Note zang-fu are not primarily anatomical entities. They refer more to bodily functions as conceived metaphysically in Taoist thought. If you find this hard to wrap your head around, that is the point.

TCM's central organising concept is incomprehensible apart from metaphysics. But bodily functions conceived metaphysically cannot be mapped onto physical bodily processes that are now understood at the molecular level in science.

A metaphysical category, zang-fu, which is TCM's centrepiece, cannot be verified or disproved experimentally. Proponents say comparing Chinese and 'Western' medicine is like comparing apples and oranges, so science is not applicable to TCM.

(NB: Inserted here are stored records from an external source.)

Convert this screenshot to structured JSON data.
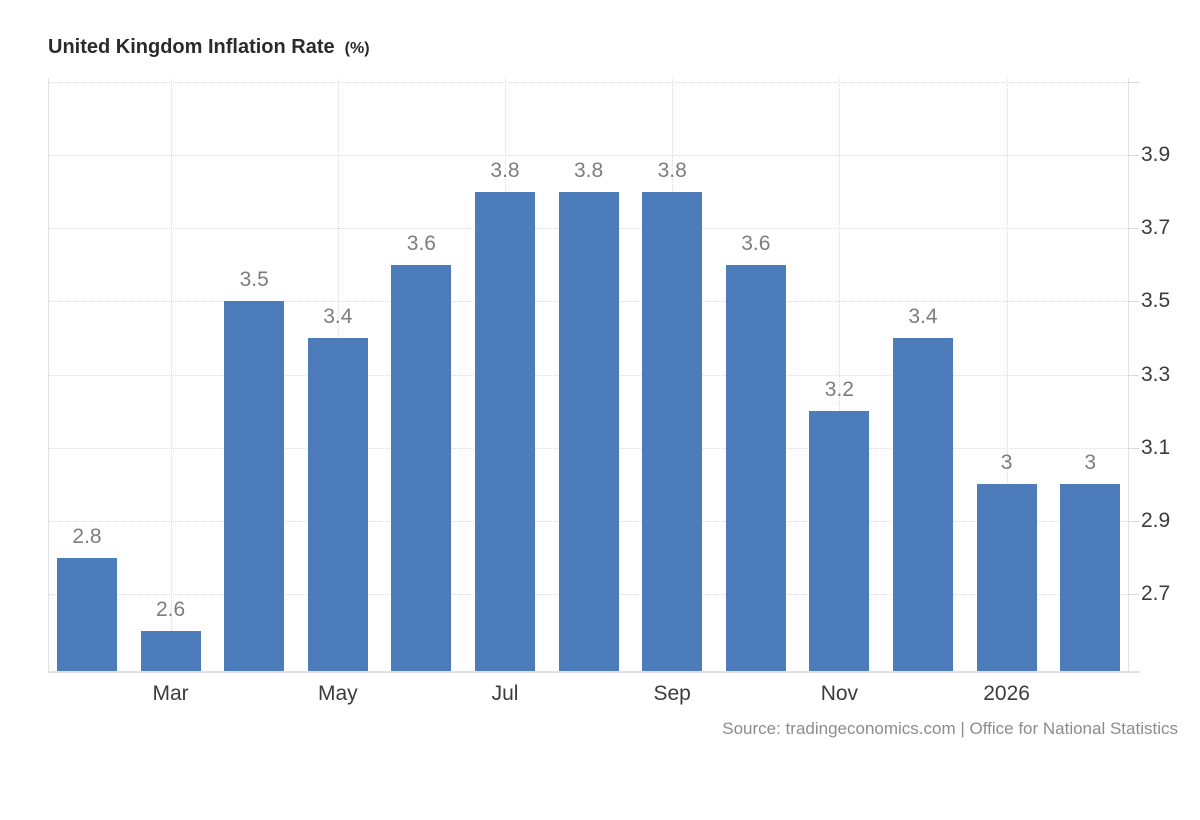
{
  "title": {
    "main": "United Kingdom Inflation Rate",
    "unit": "(%)"
  },
  "source_text": "Source: tradingeconomics.com | Office for National Statistics",
  "colors": {
    "bar": "#4d7cba",
    "grid": "#dcdcdc",
    "axis": "#e1e1e1",
    "value_label": "#7d7d7d",
    "axis_label": "#3c3c3c",
    "title": "#2b2b2b",
    "source": "#8c8c8c"
  },
  "chart_data": {
    "type": "bar",
    "title": "United Kingdom Inflation Rate (%)",
    "values": [
      2.8,
      2.6,
      3.5,
      3.4,
      3.6,
      3.8,
      3.8,
      3.8,
      3.6,
      3.2,
      3.4,
      3,
      3
    ],
    "bar_labels": [
      "2.8",
      "2.6",
      "3.5",
      "3.4",
      "3.6",
      "3.8",
      "3.8",
      "3.8",
      "3.6",
      "3.2",
      "3.4",
      "3",
      "3"
    ],
    "x_tick_labels": [
      "Mar",
      "May",
      "Jul",
      "Sep",
      "Nov",
      "2026"
    ],
    "x_tick_bar_indices": [
      1,
      3,
      5,
      7,
      9,
      11
    ],
    "y_tick_labels": [
      "2.7",
      "2.9",
      "3.1",
      "3.3",
      "3.5",
      "3.7",
      "3.9"
    ],
    "y_ticks": [
      2.7,
      2.9,
      3.1,
      3.3,
      3.5,
      3.7,
      3.9
    ],
    "gridline_values": [
      2.7,
      2.9,
      3.1,
      3.3,
      3.5,
      3.7,
      3.9,
      4.1
    ],
    "ylim": [
      2.49,
      4.11
    ],
    "grid": "dotted",
    "legend": null,
    "y_axis_side": "right"
  }
}
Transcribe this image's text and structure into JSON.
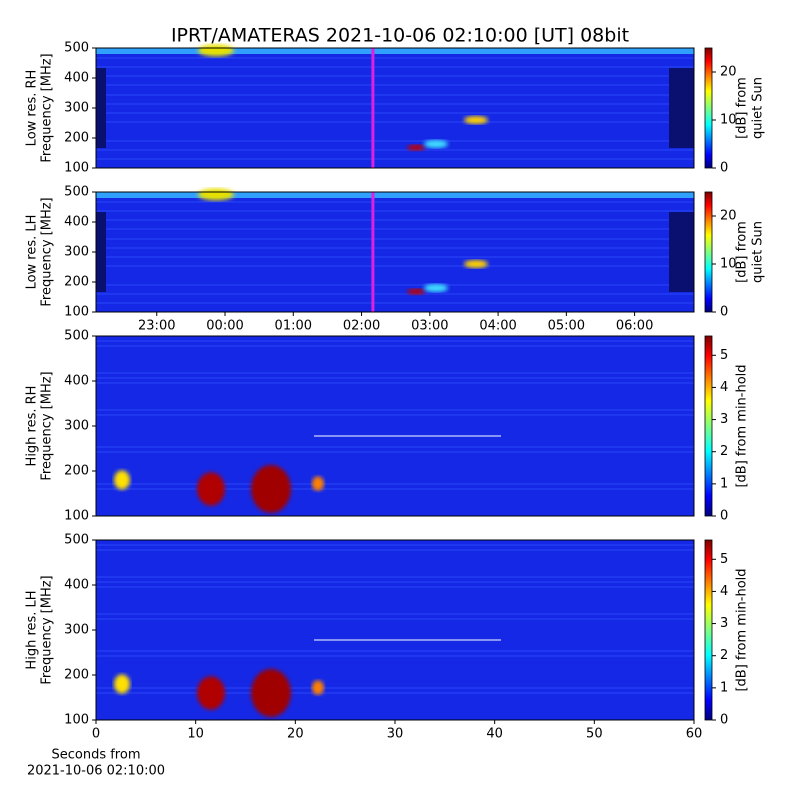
{
  "title": "IPRT/AMATERAS 2021-10-06 02:10:00 [UT]   08bit",
  "chart_data": [
    {
      "type": "spectrogram",
      "ylabel": [
        "Low res. RH",
        "Frequency [MHz]"
      ],
      "xlim": [
        22.11,
        30.87
      ],
      "ylim": [
        100,
        500
      ],
      "yticks": [
        100,
        200,
        300,
        400,
        500
      ],
      "clim": [
        0,
        25
      ],
      "cticks": [
        0,
        10,
        20
      ],
      "clabel": [
        "[dB] from",
        "quiet Sun"
      ],
      "colormap": "jet",
      "vline": {
        "value": 26.1667,
        "color": "#e020e0"
      }
    },
    {
      "type": "spectrogram",
      "ylabel": [
        "Low res. LH",
        "Frequency [MHz]"
      ],
      "xlim": [
        22.11,
        30.87
      ],
      "ylim": [
        100,
        500
      ],
      "yticks": [
        100,
        200,
        300,
        400,
        500
      ],
      "xticks": [
        {
          "value": 23,
          "label": "23:00"
        },
        {
          "value": 24,
          "label": "00:00"
        },
        {
          "value": 25,
          "label": "01:00"
        },
        {
          "value": 26,
          "label": "02:00"
        },
        {
          "value": 27,
          "label": "03:00"
        },
        {
          "value": 28,
          "label": "04:00"
        },
        {
          "value": 29,
          "label": "05:00"
        },
        {
          "value": 30,
          "label": "06:00"
        }
      ],
      "clim": [
        0,
        25
      ],
      "cticks": [
        0,
        10,
        20
      ],
      "clabel": [
        "[dB] from",
        "quiet Sun"
      ],
      "colormap": "jet",
      "vline": {
        "value": 26.1667,
        "color": "#e020e0"
      }
    },
    {
      "type": "spectrogram",
      "ylabel": [
        "High res. RH",
        "Frequency [MHz]"
      ],
      "xlim": [
        0,
        60
      ],
      "ylim": [
        100,
        500
      ],
      "yticks": [
        100,
        200,
        300,
        400,
        500
      ],
      "clim": [
        0,
        5.6
      ],
      "cticks": [
        0,
        1,
        2,
        3,
        4,
        5
      ],
      "clabel": [
        "[dB] from min-hold"
      ],
      "colormap": "jet"
    },
    {
      "type": "spectrogram",
      "ylabel": [
        "High res. LH",
        "Frequency [MHz]"
      ],
      "xlim": [
        0,
        60
      ],
      "ylim": [
        100,
        500
      ],
      "yticks": [
        100,
        200,
        300,
        400,
        500
      ],
      "xticks": [
        0,
        10,
        20,
        30,
        40,
        50,
        60
      ],
      "xlabel": [
        "Seconds from",
        "2021-10-06 02:10:00"
      ],
      "clim": [
        0,
        5.6
      ],
      "cticks": [
        0,
        1,
        2,
        3,
        4,
        5
      ],
      "clabel": [
        "[dB] from min-hold"
      ],
      "colormap": "jet"
    }
  ]
}
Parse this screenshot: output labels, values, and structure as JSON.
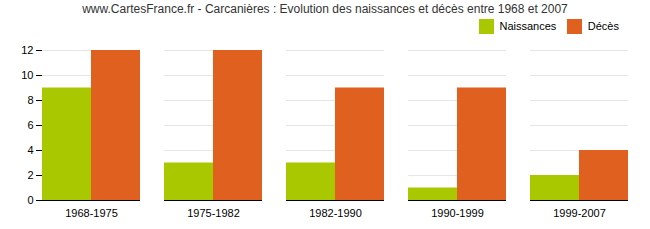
{
  "chart_data": {
    "type": "bar",
    "title": "www.CartesFrance.fr - Carcanières : Evolution des naissances et décès entre 1968 et 2007",
    "categories": [
      "1968-1975",
      "1975-1982",
      "1982-1990",
      "1990-1999",
      "1999-2007"
    ],
    "series": [
      {
        "name": "Naissances",
        "color": "#aac800",
        "values": [
          9,
          3,
          3,
          1,
          2
        ]
      },
      {
        "name": "Décès",
        "color": "#e06020",
        "values": [
          12,
          12,
          9,
          9,
          4
        ]
      }
    ],
    "ylim": [
      0,
      12
    ],
    "yticks": [
      0,
      2,
      4,
      6,
      8,
      10,
      12
    ],
    "grid": true,
    "legend": "upper right"
  }
}
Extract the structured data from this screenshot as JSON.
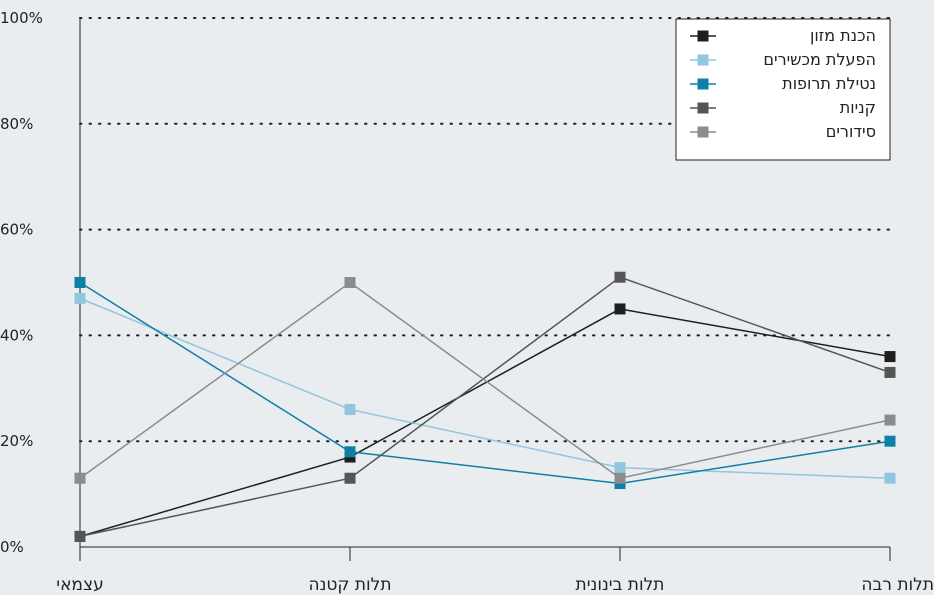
{
  "chart_data": {
    "type": "line",
    "title": "",
    "xlabel": "",
    "ylabel": "",
    "categories": [
      "עצמאי",
      "תלות קטנה",
      "תלות בינונית",
      "תלות רבה"
    ],
    "ylim": [
      0,
      100
    ],
    "yticks": [
      "0%",
      "20%",
      "40%",
      "60%",
      "80%",
      "100%"
    ],
    "grid": true,
    "legend_position": "top-right",
    "series": [
      {
        "name": "הכנת מזון",
        "color": "#1f1f1f",
        "values": [
          2,
          17,
          45,
          36
        ]
      },
      {
        "name": "הפעלת מכשירים",
        "color": "#92c5de",
        "values": [
          47,
          26,
          15,
          13
        ]
      },
      {
        "name": "נטילת תרופות",
        "color": "#0e7fa6",
        "values": [
          50,
          18,
          12,
          20
        ]
      },
      {
        "name": "קניות",
        "color": "#555555",
        "values": [
          2,
          13,
          51,
          33
        ]
      },
      {
        "name": "סידורים",
        "color": "#8c8c8c",
        "values": [
          13,
          50,
          13,
          24
        ]
      }
    ]
  }
}
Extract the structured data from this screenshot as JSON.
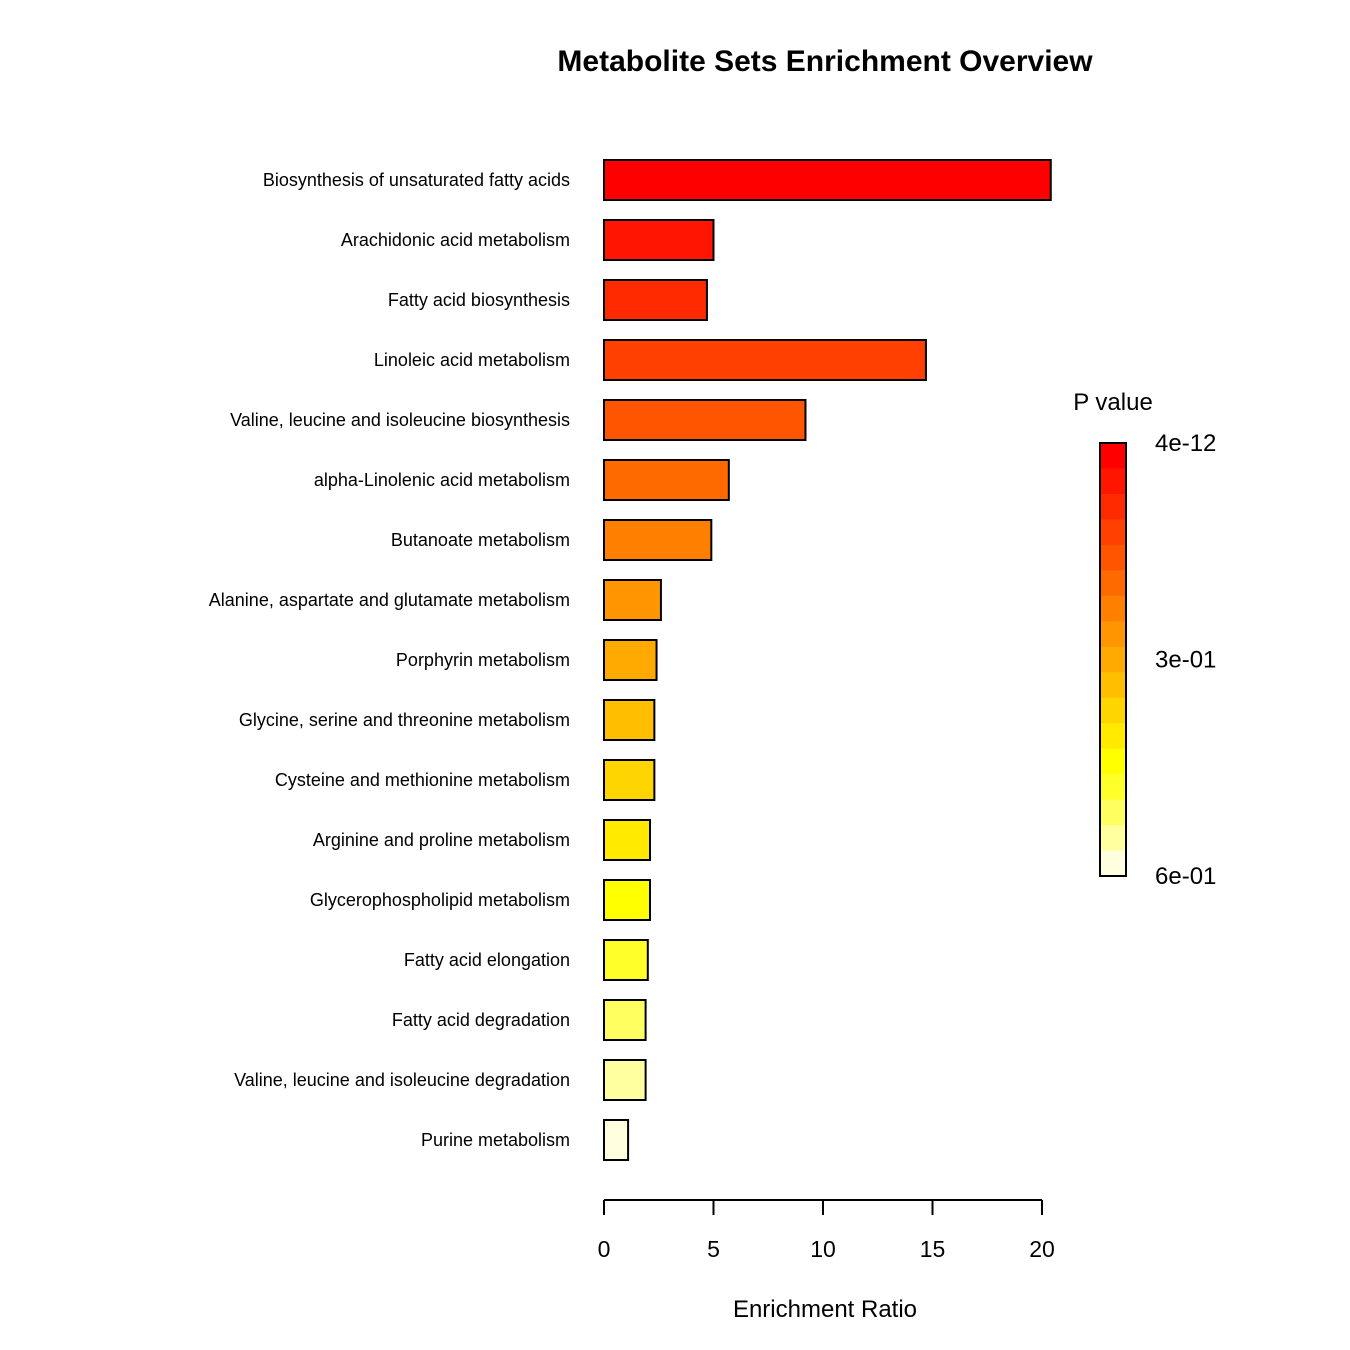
{
  "chart_data": {
    "type": "bar",
    "orientation": "horizontal",
    "title": "Metabolite Sets Enrichment Overview",
    "xlabel": "Enrichment Ratio",
    "ylabel": "",
    "xlim": [
      0,
      20
    ],
    "xticks": [
      0,
      5,
      10,
      15,
      20
    ],
    "xtick_labels": [
      "0",
      "5",
      "10",
      "15",
      "20"
    ],
    "grid": false,
    "categories": [
      "Biosynthesis of unsaturated fatty acids",
      "Arachidonic acid metabolism",
      "Fatty acid biosynthesis",
      "Linoleic acid metabolism",
      "Valine, leucine and isoleucine biosynthesis",
      "alpha-Linolenic acid metabolism",
      "Butanoate metabolism",
      "Alanine, aspartate and glutamate metabolism",
      "Porphyrin metabolism",
      "Glycine, serine and threonine metabolism",
      "Cysteine and methionine metabolism",
      "Arginine and proline metabolism",
      "Glycerophospholipid metabolism",
      "Fatty acid elongation",
      "Fatty acid degradation",
      "Valine, leucine and isoleucine degradation",
      "Purine metabolism"
    ],
    "values": [
      20.4,
      5.0,
      4.7,
      14.7,
      9.2,
      5.7,
      4.9,
      2.6,
      2.4,
      2.3,
      2.3,
      2.1,
      2.1,
      2.0,
      1.9,
      1.9,
      1.1
    ],
    "bar_colors": [
      "#FF0000",
      "#FF1500",
      "#FF2A00",
      "#FF4000",
      "#FF5500",
      "#FF6A00",
      "#FF8000",
      "#FF9500",
      "#FFAA00",
      "#FFBF00",
      "#FFD500",
      "#FFEA00",
      "#FFFF00",
      "#FFFF2A",
      "#FFFF60",
      "#FFFF9F",
      "#FFFFDF"
    ],
    "legend": {
      "title": "P value",
      "placement": "right",
      "labels": [
        "4e-12",
        "3e-01",
        "6e-01"
      ],
      "colors": [
        "#FF0000",
        "#FF1500",
        "#FF2A00",
        "#FF4000",
        "#FF5500",
        "#FF6A00",
        "#FF8000",
        "#FF9500",
        "#FFAA00",
        "#FFBF00",
        "#FFD500",
        "#FFEA00",
        "#FFFF00",
        "#FFFF2A",
        "#FFFF60",
        "#FFFF9F",
        "#FFFFDF"
      ]
    }
  }
}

Yet, as the 2007 WHO work asserts, 'both... aim at maintaining health and treating diseases, so there must be some overlap between the two systems'. In fact, TCM claims to be a parallel system for understanding and treating disease. If so, it either maps onto reality or not.

The periodic table is a taxonomy of all the elements (based on their number of protons). If you threw into it some alchemistry concepts, the table would no longer mirror reality. Such a bicultural table can make no sense of, say, radioactivity.

Likewise, a nosology not based on bioscientific facts cannot reflect the reality of bodily disease processes. Thus, assigning ICD codes to TCM categories serves only to legitimise an erroneous nosology.

Doctors should lead in rejecting the WHO's politically correct salad bowl of science and pre-science categories.